T.C. Boyles Terranauten

t.c. boyle, die terranauten, rezension, hanser, günter keil, literaturblogNanu? Wo ist nur T.C. Boyles geschliffene Ironie geblieben, sein gehobener Zynismus? In seinem neuen, heute veröffentlichten Werk „Die Terranauten“ (Hanser) sucht man seine bevorzugten sprachlichen Stilmittel nahezu vergeblich. Das hat natürlich einen Grund, nein, besser: drei Gründe: Boyle erzählt seine Geschichte aus den Perspektiven von drei Wissenschaftlern. Sie gehören zur Crew der „E2“, eines größenwahnsinnigen Experiments in der Wüste Arizonas. Zwei Jahre lang leben acht Experten in einem geschlossenen Ökosystem unter einer Glaskuppel. Freiwillig. Unter Beobachtung der Öffentlichkeit. Wie in der Realität – „Biosphäre“ hieß Anfang der 1990-er tatsächlich ein ähnliches Projekt, auf das sich Boyle bezieht. 

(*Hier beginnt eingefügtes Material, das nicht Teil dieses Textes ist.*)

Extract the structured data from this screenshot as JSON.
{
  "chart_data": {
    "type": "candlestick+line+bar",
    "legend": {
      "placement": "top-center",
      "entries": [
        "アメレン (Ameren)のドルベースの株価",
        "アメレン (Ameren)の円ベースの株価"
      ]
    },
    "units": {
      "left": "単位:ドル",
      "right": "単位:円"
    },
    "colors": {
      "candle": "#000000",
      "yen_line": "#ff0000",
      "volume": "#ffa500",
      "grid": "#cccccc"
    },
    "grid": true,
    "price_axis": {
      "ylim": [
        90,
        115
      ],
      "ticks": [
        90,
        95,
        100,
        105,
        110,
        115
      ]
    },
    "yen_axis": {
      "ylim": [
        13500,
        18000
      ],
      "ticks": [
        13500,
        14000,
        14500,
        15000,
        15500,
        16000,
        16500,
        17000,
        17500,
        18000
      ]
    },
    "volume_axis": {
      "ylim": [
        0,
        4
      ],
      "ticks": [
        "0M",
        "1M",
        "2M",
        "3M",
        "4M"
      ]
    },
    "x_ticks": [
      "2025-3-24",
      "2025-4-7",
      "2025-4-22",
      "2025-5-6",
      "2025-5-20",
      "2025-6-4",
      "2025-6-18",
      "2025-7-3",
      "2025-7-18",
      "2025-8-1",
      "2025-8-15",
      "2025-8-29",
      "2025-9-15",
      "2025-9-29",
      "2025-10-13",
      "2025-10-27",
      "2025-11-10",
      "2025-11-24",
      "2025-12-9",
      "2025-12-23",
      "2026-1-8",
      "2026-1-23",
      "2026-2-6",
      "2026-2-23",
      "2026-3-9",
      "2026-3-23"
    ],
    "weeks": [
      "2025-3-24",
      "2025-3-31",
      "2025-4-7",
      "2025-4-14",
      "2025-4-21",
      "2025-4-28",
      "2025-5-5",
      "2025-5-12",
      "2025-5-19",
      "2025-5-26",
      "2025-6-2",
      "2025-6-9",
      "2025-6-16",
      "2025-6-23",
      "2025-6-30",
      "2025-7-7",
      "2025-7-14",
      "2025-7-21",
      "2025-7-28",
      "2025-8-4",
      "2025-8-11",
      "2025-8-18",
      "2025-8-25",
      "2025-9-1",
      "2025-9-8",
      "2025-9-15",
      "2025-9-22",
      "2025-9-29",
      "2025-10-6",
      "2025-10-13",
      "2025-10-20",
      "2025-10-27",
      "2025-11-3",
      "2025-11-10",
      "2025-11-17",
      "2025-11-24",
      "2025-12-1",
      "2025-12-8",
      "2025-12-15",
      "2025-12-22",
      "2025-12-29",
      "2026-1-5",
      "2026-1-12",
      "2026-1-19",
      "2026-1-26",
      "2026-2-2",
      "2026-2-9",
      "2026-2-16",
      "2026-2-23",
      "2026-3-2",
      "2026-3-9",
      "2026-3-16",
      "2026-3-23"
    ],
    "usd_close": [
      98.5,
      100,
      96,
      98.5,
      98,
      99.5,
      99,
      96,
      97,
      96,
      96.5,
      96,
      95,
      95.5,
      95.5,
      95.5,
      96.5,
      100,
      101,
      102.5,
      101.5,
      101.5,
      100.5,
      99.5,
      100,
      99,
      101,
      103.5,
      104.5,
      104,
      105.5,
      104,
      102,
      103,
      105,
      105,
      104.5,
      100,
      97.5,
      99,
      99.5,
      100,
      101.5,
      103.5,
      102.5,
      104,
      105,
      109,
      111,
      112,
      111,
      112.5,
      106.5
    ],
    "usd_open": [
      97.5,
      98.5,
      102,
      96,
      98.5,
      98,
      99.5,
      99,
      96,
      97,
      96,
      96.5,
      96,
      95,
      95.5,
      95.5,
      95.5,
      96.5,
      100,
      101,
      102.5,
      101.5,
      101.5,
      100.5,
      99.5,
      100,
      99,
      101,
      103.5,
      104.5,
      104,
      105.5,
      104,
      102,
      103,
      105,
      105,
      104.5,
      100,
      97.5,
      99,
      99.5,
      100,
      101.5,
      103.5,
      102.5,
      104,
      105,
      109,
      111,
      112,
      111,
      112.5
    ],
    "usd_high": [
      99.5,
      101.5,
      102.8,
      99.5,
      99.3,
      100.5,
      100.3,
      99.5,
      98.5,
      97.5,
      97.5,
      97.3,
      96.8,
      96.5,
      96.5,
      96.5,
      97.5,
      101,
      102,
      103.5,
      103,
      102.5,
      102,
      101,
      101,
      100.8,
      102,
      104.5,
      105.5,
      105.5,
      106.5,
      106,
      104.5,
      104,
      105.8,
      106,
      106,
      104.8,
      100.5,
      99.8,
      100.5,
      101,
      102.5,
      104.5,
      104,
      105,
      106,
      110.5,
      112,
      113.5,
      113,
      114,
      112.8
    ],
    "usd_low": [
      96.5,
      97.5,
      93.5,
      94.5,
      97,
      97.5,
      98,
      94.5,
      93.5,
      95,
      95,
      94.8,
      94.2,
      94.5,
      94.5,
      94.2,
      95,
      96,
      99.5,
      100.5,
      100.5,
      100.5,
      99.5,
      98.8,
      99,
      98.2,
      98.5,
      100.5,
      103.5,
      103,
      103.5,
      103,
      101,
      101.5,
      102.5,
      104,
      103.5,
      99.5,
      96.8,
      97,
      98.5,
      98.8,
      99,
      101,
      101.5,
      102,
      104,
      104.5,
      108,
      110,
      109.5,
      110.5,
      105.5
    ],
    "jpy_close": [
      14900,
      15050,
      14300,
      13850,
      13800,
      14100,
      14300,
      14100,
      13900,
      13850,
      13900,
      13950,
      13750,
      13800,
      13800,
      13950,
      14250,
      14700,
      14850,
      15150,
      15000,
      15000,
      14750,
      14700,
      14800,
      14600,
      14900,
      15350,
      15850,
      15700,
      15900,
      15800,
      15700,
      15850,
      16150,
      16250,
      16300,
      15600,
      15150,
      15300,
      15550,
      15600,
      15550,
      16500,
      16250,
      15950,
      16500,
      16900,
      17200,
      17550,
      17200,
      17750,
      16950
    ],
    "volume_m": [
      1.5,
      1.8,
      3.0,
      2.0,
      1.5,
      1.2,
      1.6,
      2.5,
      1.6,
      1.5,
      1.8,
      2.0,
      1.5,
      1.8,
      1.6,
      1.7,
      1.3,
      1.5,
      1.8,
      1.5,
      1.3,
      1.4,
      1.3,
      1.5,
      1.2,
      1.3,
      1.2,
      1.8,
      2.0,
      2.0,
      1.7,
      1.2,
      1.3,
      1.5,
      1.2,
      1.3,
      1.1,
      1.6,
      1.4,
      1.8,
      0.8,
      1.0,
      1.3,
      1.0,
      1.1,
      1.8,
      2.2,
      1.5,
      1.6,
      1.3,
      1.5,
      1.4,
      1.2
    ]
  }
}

Das war wirklich eine neue Welt. Und jetzt war ich drinnen, und es gab keinen Weg zurück.“ schreibt die Nutztierwärterin Dawn Chapman, eine der Auserwählten. Sie hofft auf neuartige wissenschaftliche Erkenntnisse und eine spannende Zeit. Doch das ambitionierte Projekt mündet in Missgunst, Intrigen, Streit und Chaos. T.C. Boyle konzentriert sich allein auf seine drei Protagonisten, lässt sie selbst von ihrem Alltag in „E2“ erzählen. Das macht sein Drama zwar authentisch und eindringlich – die Ironie und den Zynismus des großen Meisters habe ich dennoch vermisst. Beim nächsten Mal bitte wieder mehr davon, Mr. Boyle!